In a relatively low number of cases, the Prostar closure device may fail, leading to significant blood extravasation. Repeated balloon inflations for a prolonged period of time (>10 minutes) could lead to successful bleeding control and eventually closure of the access site. Definite Prostar failure should be considered if two 10-minute inflations of the balloon fail to stop extravasation and in this case urgent surgical repair is indicated (see Figure 7). However, as described above, with the balloon inflated in the proximal part of the CFA, surgical repair can be easily achieved without hurry, with the bloodless surgical field providing the opportunity for an optimal result. Otherwise, once haemostasis is achieved, the sutures are cut and the skin incision closed at a later time using surgical adhesive strips (Steri-Strips). It is better to keep the incision trauma open for a while to ensure immediate identification of a delayed blood leak or local haematoma. Finally, if a stenosis of the CFA at the site of the Prostar sutures is evident, a prolonged (at least five minutes) low-pressure inflation of the balloon could positively remodel the artery. The contralateral femoral access could be closed either manually or with a closure device. In our catheter laboratory we use a modified version of the cross-over technique, as shown in Figure 8.

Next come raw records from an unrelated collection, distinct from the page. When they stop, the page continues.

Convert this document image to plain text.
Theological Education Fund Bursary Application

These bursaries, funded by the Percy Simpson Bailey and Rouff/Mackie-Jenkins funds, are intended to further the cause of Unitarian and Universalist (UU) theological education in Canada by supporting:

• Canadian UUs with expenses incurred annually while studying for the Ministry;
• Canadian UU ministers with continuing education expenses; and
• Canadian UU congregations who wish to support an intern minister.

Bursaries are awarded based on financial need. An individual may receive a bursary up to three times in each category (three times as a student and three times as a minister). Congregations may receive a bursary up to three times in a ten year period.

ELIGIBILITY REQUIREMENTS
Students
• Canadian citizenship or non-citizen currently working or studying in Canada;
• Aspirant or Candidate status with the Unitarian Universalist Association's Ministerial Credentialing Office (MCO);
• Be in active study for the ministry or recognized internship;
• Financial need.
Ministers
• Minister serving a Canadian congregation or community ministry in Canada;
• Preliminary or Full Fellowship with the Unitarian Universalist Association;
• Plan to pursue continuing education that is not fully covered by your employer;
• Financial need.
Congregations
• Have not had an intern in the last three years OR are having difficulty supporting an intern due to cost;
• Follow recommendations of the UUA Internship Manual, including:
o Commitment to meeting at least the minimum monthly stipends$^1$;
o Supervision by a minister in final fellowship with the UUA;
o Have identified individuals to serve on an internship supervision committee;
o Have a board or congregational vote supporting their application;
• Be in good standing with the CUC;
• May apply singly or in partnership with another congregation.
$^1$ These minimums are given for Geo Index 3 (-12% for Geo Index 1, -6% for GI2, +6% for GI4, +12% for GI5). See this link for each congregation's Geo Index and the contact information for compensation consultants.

In EVAR procedures the technique should be the same, except for the use of a larger introducer sheath, which is also needed in the contralateral artery; this means that the cross-over technique could be used for the main CFA access, and careful removal and closure with the pre-closure technique of the smaller sheath should be undertaken. However, theoretically, a third access (e.g. radial or brachial) could be used before ending the procedure, placing a guidewire and a balloon in the contralateral CFA as previously described.
Vascular access is one of the leading complicationss of the TAVI and EVAR procedures, and can have severe consequences. The continuous growth of operator experience together with the evolving technology of the devices and refinement of the procedural techniques as described in this article will reduce dramatically the incidence of MVC.